Living one day at a time,
Enjoying one moment at a time,
Accepting hardship as the pathway to peace.
Taking, as He did, this sinful world as it is,
Not as I would have it.
Trusting that He will make all things right
if I surrender to His will.
That I may be reasonably happy in this life,
And supremely happy with Him forever in the next.
– Reinhold Niebuhr
I chose this prayer because the opening four lines are said at every AA meeting, and it basically embodies the way to peace. I know that the spiritual path of recovery is often challenging because it’s not always easy to face the truth and intense emotions. But like it says, hardship is the way to peace. I must accept who I am in this moment and who others are too, because I can’t control every aspect of life. But my God can… and I make it more enjoyable for myself when I surrender to the flow of my glorious life.

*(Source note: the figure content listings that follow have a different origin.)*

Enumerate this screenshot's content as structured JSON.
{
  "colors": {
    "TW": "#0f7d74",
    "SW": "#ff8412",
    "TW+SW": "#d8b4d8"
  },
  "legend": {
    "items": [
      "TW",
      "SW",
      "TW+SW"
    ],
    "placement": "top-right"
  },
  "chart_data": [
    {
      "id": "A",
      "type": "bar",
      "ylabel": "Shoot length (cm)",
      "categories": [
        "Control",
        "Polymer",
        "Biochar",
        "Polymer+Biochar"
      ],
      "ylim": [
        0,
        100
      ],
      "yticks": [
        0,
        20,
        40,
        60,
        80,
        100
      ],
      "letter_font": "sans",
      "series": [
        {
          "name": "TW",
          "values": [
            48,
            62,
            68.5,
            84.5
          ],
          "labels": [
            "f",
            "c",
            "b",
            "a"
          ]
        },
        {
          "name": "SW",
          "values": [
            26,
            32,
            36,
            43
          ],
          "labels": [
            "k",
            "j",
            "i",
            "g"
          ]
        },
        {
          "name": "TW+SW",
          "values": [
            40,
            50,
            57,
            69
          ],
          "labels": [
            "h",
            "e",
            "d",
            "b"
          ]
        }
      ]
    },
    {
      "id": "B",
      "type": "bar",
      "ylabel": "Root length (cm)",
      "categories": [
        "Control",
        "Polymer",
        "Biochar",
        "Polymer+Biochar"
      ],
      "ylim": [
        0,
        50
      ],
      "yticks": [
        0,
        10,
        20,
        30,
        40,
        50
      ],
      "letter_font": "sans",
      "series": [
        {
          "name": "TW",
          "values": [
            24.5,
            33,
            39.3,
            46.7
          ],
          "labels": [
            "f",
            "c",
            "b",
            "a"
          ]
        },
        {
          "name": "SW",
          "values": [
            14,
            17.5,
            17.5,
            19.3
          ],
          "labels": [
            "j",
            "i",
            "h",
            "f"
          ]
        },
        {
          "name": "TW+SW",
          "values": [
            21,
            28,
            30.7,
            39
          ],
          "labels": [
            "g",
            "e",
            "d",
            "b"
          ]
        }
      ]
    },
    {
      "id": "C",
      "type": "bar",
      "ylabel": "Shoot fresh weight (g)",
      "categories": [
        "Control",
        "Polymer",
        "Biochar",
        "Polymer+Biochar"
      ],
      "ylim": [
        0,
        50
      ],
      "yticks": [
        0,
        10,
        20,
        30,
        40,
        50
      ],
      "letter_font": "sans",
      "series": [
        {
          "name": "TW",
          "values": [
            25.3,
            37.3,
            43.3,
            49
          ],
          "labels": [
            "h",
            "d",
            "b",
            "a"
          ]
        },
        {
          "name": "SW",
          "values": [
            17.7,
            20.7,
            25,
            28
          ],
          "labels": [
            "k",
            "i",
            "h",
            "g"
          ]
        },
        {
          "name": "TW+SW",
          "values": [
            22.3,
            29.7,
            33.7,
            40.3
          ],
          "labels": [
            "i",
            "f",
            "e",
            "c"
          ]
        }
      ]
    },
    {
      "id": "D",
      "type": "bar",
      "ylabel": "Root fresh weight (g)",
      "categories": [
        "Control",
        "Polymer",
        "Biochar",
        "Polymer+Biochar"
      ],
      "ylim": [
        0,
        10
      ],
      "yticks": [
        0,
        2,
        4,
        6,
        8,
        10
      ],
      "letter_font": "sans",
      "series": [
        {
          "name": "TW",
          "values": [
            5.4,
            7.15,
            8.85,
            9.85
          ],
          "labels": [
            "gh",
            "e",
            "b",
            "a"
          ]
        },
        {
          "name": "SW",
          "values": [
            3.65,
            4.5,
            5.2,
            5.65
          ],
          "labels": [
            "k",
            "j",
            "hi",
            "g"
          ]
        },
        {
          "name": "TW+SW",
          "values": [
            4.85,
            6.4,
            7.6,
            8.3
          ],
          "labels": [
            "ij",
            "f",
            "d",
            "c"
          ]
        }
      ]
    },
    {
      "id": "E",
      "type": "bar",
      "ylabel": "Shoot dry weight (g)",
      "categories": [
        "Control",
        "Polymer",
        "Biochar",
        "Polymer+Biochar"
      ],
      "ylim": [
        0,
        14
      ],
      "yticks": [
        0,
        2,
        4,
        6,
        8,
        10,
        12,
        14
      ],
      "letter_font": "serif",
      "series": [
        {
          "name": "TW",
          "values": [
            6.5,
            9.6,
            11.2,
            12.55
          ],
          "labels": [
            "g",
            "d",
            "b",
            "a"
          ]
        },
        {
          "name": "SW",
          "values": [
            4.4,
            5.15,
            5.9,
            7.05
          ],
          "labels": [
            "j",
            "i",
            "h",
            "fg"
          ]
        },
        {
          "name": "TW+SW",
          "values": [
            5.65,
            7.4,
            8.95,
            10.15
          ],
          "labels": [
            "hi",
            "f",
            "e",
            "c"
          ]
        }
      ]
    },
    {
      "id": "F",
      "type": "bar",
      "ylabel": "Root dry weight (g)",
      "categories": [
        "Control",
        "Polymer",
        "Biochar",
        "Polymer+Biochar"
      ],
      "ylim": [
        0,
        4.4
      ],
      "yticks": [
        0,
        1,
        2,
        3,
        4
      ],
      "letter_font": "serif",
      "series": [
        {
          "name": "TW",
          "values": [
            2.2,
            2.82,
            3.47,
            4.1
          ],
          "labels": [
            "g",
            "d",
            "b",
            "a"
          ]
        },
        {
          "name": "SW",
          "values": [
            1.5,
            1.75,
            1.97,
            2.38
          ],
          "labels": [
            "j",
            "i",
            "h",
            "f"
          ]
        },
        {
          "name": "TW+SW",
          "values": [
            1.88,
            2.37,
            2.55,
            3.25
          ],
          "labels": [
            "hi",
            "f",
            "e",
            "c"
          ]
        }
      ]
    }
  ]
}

The prayer I read at night goes like this:
Lord, make me an instrument of your peace.
Where there is hatred, let me sow love;
where there is injury, pardon;
where there is doubt, faith;
where there is despair, hope;
where there is darkness, light;
and where there is sadness, joy.
O Divine Master, grant that I may not so much seek
to be consoled as to console;
to be understood as to understand;
to be loved as to love.
For it is in giving that we receive;
it is in pardoning that we are pardoned;
and it is in dying to self that we are born to eternal life.
– St Francis of Assisi
I mean… Wow. I still tear up sometimes just reading it. This prayer helps me because it reminds me to get out of my own selfish thoughts. At first I said, “Honestly, I think more about what other people are doing than about what I’m doing!” But I quickly realized that I was being selfish even when thinking of others… because most of the time when I was focusing on other people, I was being annoyed and wanting to change them to irritate me less.
This prayer says to me, “Hey, Katherine, wake up! This is God talking. We have created a beautiful life together, and you have no reason to fear because I am taking care of you. Know this, and be at peace. All is well. Go out into the world and be an example of my Love, so that others may see My Light through you.”
It’s a prayer of surrender for me… a surrender to the call of life.
I am doing my best every day to answer.